Cabía la posibilidad de que aquel individuo la estuviera engañando, en cuyo caso ella reaccionaba como una auténtica profesional, pero no le daba esa impresión. No actuaba como un experimentado agente de campo. Pertenecía al mundo del espionaje, pero no como ella.
—Muy bien. Cuando llegue mañana al trabajo, redacte un informe de este encuentro —le indicó Mary Pat.
—¿Habla en serio? —preguntó Oleg, sorprendido.
—Por supuesto. Comuníquele a su supervisor que ha conocido a una norteamericana, esposa de un pequeño funcionario de la embajada.

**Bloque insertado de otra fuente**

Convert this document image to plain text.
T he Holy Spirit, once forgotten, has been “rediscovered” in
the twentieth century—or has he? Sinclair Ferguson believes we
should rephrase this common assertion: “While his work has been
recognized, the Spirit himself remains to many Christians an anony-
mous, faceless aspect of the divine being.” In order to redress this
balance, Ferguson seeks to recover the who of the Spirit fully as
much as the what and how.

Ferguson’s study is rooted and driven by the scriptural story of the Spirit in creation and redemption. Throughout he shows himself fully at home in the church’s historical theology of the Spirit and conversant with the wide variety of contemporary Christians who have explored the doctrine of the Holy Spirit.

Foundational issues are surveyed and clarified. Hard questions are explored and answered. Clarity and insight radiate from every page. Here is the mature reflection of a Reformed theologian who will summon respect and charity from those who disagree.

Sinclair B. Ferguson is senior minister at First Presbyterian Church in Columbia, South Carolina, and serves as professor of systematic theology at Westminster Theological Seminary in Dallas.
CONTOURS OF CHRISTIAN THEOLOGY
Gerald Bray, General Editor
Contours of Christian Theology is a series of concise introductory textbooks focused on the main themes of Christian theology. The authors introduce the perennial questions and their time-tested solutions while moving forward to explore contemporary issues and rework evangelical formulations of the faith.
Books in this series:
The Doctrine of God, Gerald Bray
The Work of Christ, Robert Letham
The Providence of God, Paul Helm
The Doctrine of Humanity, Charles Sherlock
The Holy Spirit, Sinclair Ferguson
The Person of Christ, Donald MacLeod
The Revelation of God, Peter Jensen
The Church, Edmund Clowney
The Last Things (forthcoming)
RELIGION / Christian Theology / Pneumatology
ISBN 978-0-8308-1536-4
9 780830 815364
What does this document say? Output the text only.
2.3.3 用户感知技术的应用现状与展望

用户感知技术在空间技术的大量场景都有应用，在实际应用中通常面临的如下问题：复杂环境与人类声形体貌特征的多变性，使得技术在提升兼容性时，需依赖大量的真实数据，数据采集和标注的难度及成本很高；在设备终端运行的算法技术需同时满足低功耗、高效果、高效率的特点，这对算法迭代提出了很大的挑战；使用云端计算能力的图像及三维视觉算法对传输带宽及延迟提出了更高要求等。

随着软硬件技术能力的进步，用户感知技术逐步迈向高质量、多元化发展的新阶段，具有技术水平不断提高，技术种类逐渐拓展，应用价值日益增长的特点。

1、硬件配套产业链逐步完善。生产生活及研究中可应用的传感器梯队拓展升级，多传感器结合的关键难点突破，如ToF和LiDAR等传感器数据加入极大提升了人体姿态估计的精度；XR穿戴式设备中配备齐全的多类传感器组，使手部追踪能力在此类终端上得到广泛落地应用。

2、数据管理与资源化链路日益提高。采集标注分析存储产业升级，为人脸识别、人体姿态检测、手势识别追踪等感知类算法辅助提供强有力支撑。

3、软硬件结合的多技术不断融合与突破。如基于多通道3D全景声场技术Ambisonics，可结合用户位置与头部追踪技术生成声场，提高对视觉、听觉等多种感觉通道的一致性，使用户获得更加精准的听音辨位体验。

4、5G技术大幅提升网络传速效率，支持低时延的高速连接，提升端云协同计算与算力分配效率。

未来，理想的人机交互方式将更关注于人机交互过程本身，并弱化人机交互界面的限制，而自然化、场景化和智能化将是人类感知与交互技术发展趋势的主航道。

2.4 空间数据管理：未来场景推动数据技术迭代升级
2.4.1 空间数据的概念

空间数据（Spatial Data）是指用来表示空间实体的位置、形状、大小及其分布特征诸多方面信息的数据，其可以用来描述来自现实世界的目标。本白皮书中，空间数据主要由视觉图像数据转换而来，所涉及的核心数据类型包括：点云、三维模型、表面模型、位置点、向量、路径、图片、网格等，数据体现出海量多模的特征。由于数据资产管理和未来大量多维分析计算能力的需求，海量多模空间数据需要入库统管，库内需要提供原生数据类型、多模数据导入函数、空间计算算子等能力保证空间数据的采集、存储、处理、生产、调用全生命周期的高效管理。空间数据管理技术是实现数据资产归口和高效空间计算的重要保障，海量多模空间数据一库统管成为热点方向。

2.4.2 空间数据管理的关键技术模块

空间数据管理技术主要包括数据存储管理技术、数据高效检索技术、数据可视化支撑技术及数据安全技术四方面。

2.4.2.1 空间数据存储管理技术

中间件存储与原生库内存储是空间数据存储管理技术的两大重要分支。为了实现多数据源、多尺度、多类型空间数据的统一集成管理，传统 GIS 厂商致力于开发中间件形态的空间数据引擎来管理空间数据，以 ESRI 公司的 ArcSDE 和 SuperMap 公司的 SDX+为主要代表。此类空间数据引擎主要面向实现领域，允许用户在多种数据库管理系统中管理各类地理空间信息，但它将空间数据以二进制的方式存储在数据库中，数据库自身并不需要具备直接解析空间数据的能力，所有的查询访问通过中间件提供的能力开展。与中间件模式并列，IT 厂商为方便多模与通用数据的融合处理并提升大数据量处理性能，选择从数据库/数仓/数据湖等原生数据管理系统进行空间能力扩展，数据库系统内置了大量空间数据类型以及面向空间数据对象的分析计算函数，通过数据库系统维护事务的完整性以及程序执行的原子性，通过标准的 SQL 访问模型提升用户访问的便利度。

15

Facilítele mi descripción y la de mi hijo…
—Y les digo que es una norteamericana atractiva pero superficial, con un hijo muy guapo y bien educado —conjeturó—. Y que necesita mejorar el ruso. ¿Qué le parece?
—Aprende rápido, Oleg Ivan'ch. Apuesto a que juega bien al ajedrez.
—No lo suficiente. Nunca seré un gran maestro.
—Todos tenemos nuestras limitaciones, pero en Norteamérica comprobará que están mucho más lejos que en la Unión Soviética.
—¿A finales de esta semana?
—Cuando mi marido lleve una corbata roja, fije la hora y el lugar para un encuentro. Posiblemente reciba nuestra señal mañana por la tarde y entonces nos ocuparemos de los preparativos.
—Muy bien, que tenga un buen día. ¿Dónde aprendió usted el ruso?
—Mi abuelo era secretario privado de Aleksey Nikolaievich Romanov —explicó—. Durante mi infancia me contó muchas historias sobre aquel joven y su inoportuna muerte.
—Entonces, ¿su odio por la Unión Soviética está muy arraigado?
—Sólo para con su gobierno, Oleg. No hacia la gente de este país. Me gustaría verlos libres.
—Tal vez algún día, pero no pronto.
—La historia, Oleg Ivan'ch, no la fraguan los grandes acontecimientos, sino un cúmulo de pequeños sucesos.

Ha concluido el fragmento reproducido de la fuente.